You’ll need to try out a few combinations to find the magic formula, which will of course hinge on your brand’s style. As a starting point, here are some suggestions for font pairings we think work particularly well together – grouped according to our ten graphic styles. Either use these, or try subtle variations as you develop a customized combo to add to your brand board.
Bold font pairings
Minimal font pairings
Elegant font pairings
Modern font pairings
Street font pairings
Classic font pairings
Luxury font pairings
Playful font pairings
Organic font pairings
The right fonts for your brand
As we’ve emphasized before, the name of the game when it comes to creating your brand’s identity is consistency: pick them, and stick to them. Just like your graphics, images, and colors, select font designs that complement your brand’s story and style. That said, trust your gut here. You need to be in love with your brand’s typeface more than anybody else, seeing as you’ll be using it on a daily basis. Love at first sight is as good a reason as any to guide you.
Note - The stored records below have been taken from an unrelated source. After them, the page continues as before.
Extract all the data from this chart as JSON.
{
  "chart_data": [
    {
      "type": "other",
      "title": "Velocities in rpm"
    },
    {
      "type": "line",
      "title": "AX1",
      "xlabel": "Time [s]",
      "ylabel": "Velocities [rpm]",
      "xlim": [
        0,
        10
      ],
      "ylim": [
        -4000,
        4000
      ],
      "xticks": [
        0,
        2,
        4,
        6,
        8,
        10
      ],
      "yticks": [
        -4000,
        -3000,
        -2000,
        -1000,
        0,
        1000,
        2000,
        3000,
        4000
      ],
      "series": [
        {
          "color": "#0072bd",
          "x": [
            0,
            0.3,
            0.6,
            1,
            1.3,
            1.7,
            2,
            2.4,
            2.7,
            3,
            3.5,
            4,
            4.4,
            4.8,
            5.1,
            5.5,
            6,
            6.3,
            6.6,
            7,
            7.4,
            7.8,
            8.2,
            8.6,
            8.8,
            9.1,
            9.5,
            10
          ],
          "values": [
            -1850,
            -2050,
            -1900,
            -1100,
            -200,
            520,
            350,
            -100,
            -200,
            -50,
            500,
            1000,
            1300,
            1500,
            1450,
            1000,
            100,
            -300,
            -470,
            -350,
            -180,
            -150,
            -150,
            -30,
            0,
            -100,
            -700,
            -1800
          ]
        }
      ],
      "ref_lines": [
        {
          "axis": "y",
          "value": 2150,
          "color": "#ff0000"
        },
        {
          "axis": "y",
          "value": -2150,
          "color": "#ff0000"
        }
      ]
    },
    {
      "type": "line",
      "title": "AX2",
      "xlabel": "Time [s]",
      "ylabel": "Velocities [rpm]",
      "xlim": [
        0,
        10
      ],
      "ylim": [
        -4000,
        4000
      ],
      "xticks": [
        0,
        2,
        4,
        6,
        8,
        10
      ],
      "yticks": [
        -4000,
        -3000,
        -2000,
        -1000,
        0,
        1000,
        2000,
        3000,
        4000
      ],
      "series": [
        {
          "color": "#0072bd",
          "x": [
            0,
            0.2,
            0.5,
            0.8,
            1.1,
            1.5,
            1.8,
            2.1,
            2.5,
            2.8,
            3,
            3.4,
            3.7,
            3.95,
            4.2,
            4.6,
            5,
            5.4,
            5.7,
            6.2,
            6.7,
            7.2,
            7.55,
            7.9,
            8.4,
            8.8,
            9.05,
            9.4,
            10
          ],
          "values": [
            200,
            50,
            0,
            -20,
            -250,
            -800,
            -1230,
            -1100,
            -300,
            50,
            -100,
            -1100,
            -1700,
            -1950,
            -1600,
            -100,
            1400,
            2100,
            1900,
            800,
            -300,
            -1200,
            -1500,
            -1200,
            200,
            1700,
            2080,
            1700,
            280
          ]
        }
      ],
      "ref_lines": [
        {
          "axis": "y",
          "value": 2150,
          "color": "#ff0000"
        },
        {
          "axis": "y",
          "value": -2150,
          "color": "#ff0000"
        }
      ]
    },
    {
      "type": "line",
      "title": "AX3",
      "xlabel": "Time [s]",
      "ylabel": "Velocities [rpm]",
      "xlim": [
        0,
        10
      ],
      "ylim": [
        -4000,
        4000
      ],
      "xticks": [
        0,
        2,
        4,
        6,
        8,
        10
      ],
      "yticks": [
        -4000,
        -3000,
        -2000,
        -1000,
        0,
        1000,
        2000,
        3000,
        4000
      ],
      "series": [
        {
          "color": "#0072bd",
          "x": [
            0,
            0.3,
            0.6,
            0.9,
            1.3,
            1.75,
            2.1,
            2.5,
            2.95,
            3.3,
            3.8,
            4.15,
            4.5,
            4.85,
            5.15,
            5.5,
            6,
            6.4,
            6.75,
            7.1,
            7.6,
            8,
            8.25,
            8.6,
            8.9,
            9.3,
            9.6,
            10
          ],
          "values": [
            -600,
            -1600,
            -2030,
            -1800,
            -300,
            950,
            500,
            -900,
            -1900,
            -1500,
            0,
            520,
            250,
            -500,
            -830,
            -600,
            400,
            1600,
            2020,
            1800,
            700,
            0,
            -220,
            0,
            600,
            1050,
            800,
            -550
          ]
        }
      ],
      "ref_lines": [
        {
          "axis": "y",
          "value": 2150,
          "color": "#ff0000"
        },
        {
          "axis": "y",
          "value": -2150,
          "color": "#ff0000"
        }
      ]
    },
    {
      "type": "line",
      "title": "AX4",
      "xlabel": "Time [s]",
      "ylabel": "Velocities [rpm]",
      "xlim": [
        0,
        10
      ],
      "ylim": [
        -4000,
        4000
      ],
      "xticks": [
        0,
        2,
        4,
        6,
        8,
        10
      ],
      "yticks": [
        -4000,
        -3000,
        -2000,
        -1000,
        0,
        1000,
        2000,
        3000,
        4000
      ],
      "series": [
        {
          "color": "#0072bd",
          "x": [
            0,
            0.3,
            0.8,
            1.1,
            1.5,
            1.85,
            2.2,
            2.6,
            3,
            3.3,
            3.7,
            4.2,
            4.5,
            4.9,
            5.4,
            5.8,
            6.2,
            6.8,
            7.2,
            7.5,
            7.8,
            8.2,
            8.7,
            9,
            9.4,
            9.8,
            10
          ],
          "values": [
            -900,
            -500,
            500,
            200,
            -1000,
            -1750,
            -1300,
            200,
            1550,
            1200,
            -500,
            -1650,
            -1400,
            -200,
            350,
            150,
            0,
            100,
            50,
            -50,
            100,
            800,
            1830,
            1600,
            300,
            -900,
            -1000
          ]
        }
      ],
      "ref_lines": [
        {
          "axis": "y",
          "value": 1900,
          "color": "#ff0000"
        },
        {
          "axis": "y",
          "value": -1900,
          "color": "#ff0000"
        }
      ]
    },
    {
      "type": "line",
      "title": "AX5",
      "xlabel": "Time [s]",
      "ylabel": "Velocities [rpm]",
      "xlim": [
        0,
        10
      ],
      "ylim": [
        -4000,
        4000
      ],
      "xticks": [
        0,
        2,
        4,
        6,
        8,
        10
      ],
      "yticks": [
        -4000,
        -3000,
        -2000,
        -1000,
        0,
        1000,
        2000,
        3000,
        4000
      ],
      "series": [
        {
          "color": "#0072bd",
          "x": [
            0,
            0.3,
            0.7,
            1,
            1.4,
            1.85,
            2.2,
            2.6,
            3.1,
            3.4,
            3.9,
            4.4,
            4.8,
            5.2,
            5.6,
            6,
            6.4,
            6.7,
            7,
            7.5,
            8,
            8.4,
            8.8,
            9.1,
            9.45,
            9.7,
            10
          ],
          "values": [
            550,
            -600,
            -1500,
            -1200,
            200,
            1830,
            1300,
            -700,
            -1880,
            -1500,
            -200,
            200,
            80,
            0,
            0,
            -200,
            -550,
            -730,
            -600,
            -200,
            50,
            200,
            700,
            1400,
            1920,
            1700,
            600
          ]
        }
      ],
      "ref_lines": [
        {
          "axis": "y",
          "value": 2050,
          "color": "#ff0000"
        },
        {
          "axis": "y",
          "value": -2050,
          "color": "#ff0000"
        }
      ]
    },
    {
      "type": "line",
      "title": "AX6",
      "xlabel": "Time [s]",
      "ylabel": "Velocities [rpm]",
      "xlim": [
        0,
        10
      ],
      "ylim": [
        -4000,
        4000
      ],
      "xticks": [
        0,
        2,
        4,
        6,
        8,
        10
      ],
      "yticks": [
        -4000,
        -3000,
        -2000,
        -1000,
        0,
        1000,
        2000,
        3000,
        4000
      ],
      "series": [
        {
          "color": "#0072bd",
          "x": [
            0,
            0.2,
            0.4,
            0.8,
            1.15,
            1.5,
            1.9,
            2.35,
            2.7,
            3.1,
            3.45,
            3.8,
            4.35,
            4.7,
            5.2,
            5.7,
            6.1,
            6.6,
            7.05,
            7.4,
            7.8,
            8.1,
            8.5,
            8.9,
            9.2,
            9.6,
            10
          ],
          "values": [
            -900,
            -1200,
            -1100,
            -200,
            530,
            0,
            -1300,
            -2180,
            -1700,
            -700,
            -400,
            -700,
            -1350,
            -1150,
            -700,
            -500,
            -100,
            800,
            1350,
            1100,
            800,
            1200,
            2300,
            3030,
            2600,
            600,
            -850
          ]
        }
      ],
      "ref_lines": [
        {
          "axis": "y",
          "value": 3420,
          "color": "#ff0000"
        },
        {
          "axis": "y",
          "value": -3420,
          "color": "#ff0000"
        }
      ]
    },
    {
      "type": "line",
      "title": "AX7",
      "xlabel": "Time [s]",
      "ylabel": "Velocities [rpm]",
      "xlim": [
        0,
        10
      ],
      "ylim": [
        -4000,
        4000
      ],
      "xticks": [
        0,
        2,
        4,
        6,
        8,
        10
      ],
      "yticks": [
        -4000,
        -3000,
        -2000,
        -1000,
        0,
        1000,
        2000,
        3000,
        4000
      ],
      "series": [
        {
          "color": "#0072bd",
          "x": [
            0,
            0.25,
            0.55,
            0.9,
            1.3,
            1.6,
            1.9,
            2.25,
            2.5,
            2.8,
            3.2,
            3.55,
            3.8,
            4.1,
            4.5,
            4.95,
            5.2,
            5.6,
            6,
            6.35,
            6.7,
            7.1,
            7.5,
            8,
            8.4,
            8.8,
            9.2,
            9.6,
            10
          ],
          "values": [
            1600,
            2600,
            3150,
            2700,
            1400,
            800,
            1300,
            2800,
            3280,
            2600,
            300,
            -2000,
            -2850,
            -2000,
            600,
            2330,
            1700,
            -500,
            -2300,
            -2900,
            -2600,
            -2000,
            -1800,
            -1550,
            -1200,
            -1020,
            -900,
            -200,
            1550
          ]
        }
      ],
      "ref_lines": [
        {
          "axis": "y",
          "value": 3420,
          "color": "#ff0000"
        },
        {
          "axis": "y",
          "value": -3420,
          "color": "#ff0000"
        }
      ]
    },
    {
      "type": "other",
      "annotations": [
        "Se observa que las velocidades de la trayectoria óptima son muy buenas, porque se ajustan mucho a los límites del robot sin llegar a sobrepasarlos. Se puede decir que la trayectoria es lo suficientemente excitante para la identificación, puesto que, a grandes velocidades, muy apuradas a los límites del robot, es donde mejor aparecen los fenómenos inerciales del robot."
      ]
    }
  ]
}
Here’s some excellent parting advice from the king of the type geeks at Over – our Senior UX Designer, Daniel, who also runs a dedicated font fanatic account @type.bot that we recommend you follow for ongoing inspiration.
Daniel suggests seven key points to consider when choosing a typeface for your brand identity:
1. Make sure it's clearly readable and functional before choosing a typeface based on its looks. It needs to work across many mediums as your brand evolves over time.
2. Typography styles are expressive and evoke emotions, so choose a font that is versatile and allows for different moods, depending on what content you need to create.
3. Looks are important and cannot be ignored. It helps to distinguish your brand from others. It's important to think about the unique letterforms and if they hold their own character, plus if they elevate your brand and don't fall into the generic pool.
4. Be consistent with the use of your primary typeface. Experiment with layout and forms and be consistent in delivery of type scale and composition, so that your audience can easily identify your brand.
5. Start simple and if you need to grow and evolve your brand, start thinking of a complementary typeface that accentuates your primary typeface and overall brand.
6. There's a limit. It's best practice to keep your brand’s font family in the range of one to three fonts that work well together. A good starting point is a single font that’s versatile in its weighting and style.
7. When you’re establishing a brand from scratch, a single well chosen typeface can serve you and your brand well, before having to consider more typefaces (if at all). Start simple and build confidence through continuous creation.